The complaint is at least the second filed since Feb. 22, when officials announced the COVID-19 vaccine would be distributed on the basis of age. Disability Rights Connecticut filed a similar complaint days later, claiming the new rollout “constitutes disability discrimination” that violates federal law.

The complaint filed Monday alleges that Black and brown Connecticut residents are disproportionately harmed by the new rollout plan. It claims that the distribution violates the Civil Rights Act of 1964 and the Affordable Care Act, as well as the Americans with Disabilities Act.

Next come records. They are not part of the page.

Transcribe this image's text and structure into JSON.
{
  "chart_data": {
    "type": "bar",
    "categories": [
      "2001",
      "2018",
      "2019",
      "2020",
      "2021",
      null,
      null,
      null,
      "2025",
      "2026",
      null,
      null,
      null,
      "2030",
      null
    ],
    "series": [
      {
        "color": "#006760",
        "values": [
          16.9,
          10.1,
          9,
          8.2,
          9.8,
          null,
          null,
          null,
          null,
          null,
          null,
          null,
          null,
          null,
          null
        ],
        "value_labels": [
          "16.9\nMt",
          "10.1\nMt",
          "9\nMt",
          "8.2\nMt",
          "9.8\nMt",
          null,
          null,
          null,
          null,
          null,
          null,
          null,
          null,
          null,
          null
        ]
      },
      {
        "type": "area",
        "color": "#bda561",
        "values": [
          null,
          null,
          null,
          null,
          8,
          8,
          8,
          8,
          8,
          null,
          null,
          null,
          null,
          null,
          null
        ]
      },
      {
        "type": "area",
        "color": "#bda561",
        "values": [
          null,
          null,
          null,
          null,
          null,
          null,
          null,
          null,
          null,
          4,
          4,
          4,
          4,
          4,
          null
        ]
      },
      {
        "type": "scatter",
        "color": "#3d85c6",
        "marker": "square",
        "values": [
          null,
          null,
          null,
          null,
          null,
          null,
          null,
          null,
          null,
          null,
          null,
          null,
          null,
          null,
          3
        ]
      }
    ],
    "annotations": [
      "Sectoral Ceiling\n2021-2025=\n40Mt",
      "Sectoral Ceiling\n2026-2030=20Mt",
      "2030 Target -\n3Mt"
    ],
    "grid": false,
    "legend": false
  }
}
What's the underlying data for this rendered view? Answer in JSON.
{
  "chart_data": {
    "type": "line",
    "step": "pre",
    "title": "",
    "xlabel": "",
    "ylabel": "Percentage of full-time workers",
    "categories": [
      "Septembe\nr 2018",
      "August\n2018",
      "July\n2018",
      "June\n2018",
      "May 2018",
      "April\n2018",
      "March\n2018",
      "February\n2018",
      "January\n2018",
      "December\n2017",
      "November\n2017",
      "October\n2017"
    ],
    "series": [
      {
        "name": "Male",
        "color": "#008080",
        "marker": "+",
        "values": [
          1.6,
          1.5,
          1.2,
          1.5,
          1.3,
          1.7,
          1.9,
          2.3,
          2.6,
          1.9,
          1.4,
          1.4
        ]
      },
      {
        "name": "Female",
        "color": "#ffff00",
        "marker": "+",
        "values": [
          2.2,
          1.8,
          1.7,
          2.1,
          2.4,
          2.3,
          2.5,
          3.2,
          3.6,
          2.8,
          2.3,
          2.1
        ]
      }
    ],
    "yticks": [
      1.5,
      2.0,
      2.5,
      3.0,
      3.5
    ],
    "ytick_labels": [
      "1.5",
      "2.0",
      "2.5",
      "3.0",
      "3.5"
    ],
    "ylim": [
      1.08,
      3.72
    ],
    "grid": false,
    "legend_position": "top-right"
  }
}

The lawyers pointed to data showing that people of color are more likely to work in essential jobs that leave them exposed to the virus, more likely to live in “tightly cramped housing,” more likely to use public transportation and more likely to have pre-existing conditions and co-morbidities because of historical inequities in access to health care.

“All of these factors contribute to Black and brown Connecticut residents contracting COVID-19 at higher rates, and dying of it at higher rates,” said Kristen Noelle Miller Hatcher, an attorney with Connecticut Legal Services. “In fact, in Connecticut Black and brown people are dying younger when they contract COVID-19, making it even more critical that the allocation of the vaccine not be done simply by age, and that they need to instead prioritize people with underlying conditions and with high risks of exposure — especially those fellow residents who need to go to their jobs and are unable to work remotely, as the state’s earlier plan appropriately provided.”

In a news conference Monday afternoon, Lamont said the claim that the age-based rollout discriminates on the basis of race is “false.” He contrasted Connecticut’s vaccine distribution to other states’ more complicated rollouts.

“Ours is based upon public health,” Lamont said. “And it says that those who are most likely to be infected, most likely to suffer complications, most likely to die are going to be the ones that get vaccinated first. And that’s based on age. And then we doubled down with the separate allocation, especially for the most underserved communities, in particular, the African American community. We have to do a special outreach to make sure that they get vaccinated, and I think we’re having some success there. We still have a way to go.”